“Peggy!” one of the girls called warningly.
For Vera Lageloff had seen her safely reach a flat surface about ten feet from the plateau below. She had walked out to the edge of it and there stood poised for a moment with her back to the sun. Her pose was as virile and graceful as that of a young boy.
Then, before the watchers exactly realized her purpose, she had crouched and sprung from the ledge. For the instant she was in the air she was a figure of bronze and crimson. The moment had struck the earth, she was merely Peggy Webster, in a khaki Camp Fire costume with a red band about her black hair and a little out of breath from her plunge.
“There I have been wondering if I could accomplish that feat ever since I arrived in this stone age country,” she announced penitently, appearing more ashamed of her performance than proud.
“Well, as long as you are gratified and still alive, Peggy, I only request that you never make the same attempt again,” Betty Graham returned, her color returning swiftly, now that her momentary nervousness had passed. For she had come away from her task of guarding the fire just in time to behold the other girl’s act.
“Really, since we came West, Peggy dear, I am becoming more and more convinced that the Fates never intended you for a feminine person,” she went on. “There is never any guessing what reckless thing you may do next. I am afraid an accident may happen to you.”

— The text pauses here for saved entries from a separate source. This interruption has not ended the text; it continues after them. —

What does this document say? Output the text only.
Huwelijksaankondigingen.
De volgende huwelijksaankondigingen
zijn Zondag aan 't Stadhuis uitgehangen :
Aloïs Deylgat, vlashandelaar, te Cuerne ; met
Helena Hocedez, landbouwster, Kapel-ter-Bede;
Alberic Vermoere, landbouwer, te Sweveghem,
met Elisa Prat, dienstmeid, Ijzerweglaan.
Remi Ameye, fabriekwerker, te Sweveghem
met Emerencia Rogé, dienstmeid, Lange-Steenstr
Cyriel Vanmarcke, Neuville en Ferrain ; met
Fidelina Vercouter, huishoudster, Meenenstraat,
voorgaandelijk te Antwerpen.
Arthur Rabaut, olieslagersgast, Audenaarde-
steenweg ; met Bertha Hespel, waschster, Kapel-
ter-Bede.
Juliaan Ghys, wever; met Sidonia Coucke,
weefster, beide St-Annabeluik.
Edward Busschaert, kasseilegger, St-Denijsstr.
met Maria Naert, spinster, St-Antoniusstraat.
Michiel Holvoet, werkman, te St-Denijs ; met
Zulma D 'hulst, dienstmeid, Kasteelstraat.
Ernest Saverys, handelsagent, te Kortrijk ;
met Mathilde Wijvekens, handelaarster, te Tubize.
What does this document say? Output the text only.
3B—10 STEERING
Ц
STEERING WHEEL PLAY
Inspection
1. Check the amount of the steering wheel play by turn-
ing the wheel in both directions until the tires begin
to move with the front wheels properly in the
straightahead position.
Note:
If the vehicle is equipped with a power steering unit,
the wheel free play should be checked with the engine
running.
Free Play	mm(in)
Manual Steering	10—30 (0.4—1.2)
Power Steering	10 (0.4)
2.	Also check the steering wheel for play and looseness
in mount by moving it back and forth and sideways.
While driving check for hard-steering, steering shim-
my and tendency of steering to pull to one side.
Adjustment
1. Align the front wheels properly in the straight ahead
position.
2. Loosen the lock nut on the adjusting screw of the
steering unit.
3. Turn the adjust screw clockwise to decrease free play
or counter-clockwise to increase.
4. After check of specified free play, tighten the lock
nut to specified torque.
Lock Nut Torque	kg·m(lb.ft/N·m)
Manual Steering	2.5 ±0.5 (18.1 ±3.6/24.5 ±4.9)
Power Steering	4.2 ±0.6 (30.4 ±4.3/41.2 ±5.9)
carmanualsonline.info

While she was speaking, Bettina Graham had taken her seat on the ground and had begun pouring the hot water into a tea-kettle of generous size.
Peggy now dropped down beside her.
“Don’t say I am masculine, please, Bettina; I do so hate a masculine woman. Your last remark was only a more polite way of expressing the same unpleasant idea. Why don’t you say instead that I am ‘Seraphita?’ She is Balzac’s charming character—half girl, half boy, neither and both. When I am in favor with Tante she has a way of declaring me another Seraphita.”
“Besides your sudden plunge might have frightened Billy,” Vera Lageloff interrupted, not realizing how her speech betrayed the interest usually uppermost in her mind.